Tanyakan pada anak kecil, apa cita-cita mereka di masa depan? Kebanyakan dari mereka menjawab dengan tegas dan penuh semangat menjadi guru, polisi, tentara, dokter, dan apapun yang sudah jelas informasinya. Namun di antara mayoritas selalu ada yang nyeleneh menjawab ingin menjadi pelawak, pesulap, dan musisi.
Coba tanyakan kembali pada mereka, ketika beranjak dewasa apa pendapat tentang cita-cita tadi? Apakah tetap sama? Mayoritas mungkin berubah karena informasi yang didapatkan atau kenyataan yang sulit untuk terwujud.
Informasi menjadi sangat penting dan strategis.

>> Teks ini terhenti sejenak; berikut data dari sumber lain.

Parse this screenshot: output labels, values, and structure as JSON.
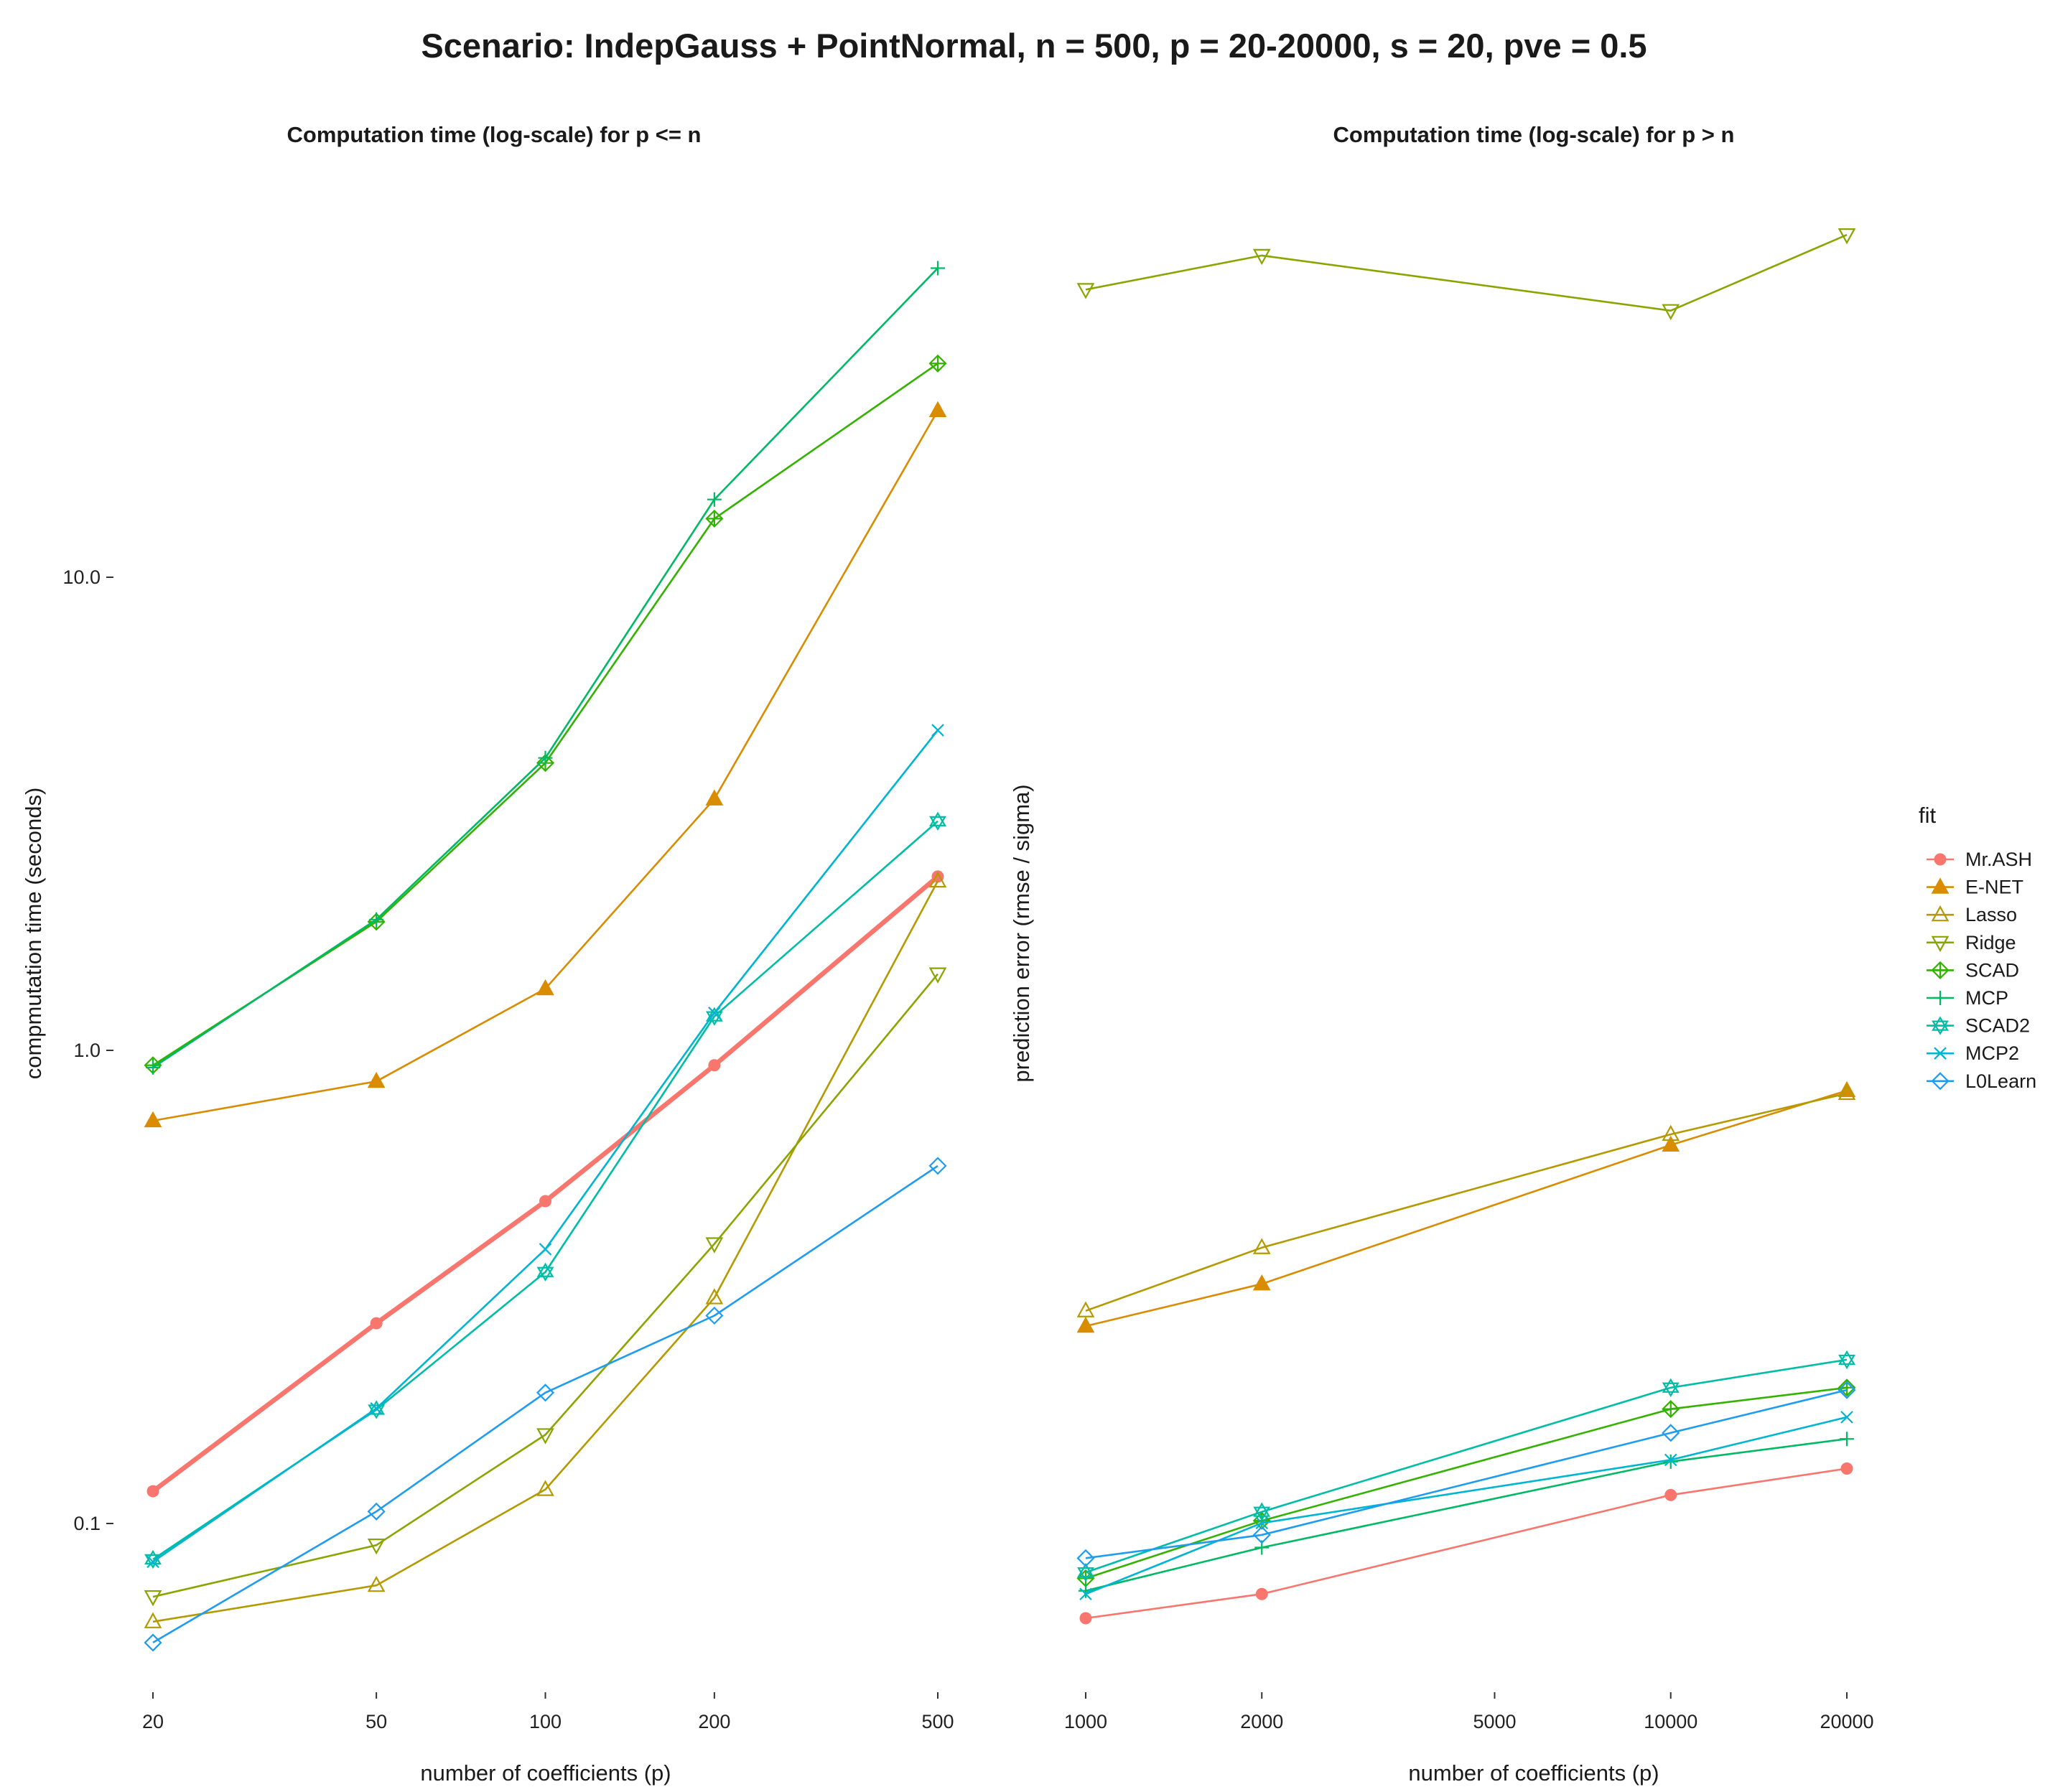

Begitu pula dengan informasi tentang HIV-AIDS.
Ini sejalan dengan Pasal 28F UUD 1945 yang menyatakan, “Setiap orang berhak untuk berkomunikasi dan memperoleh informasi untuk mengembangkan pribadi dan lingkungan sosialnya, serta berhak untuk mencari, memperoleh, memiliki, menyimpan, mengolah, dan menyampaikan informasi dengan menggunakan segala jenis saluran yang tersedia”.
Sayangnya, pemerintah seringkali menyampaikan informasi yang berkaitan dengan HIV-AIDS, juga narkoba, dengan gaya yang sangat mengerikan.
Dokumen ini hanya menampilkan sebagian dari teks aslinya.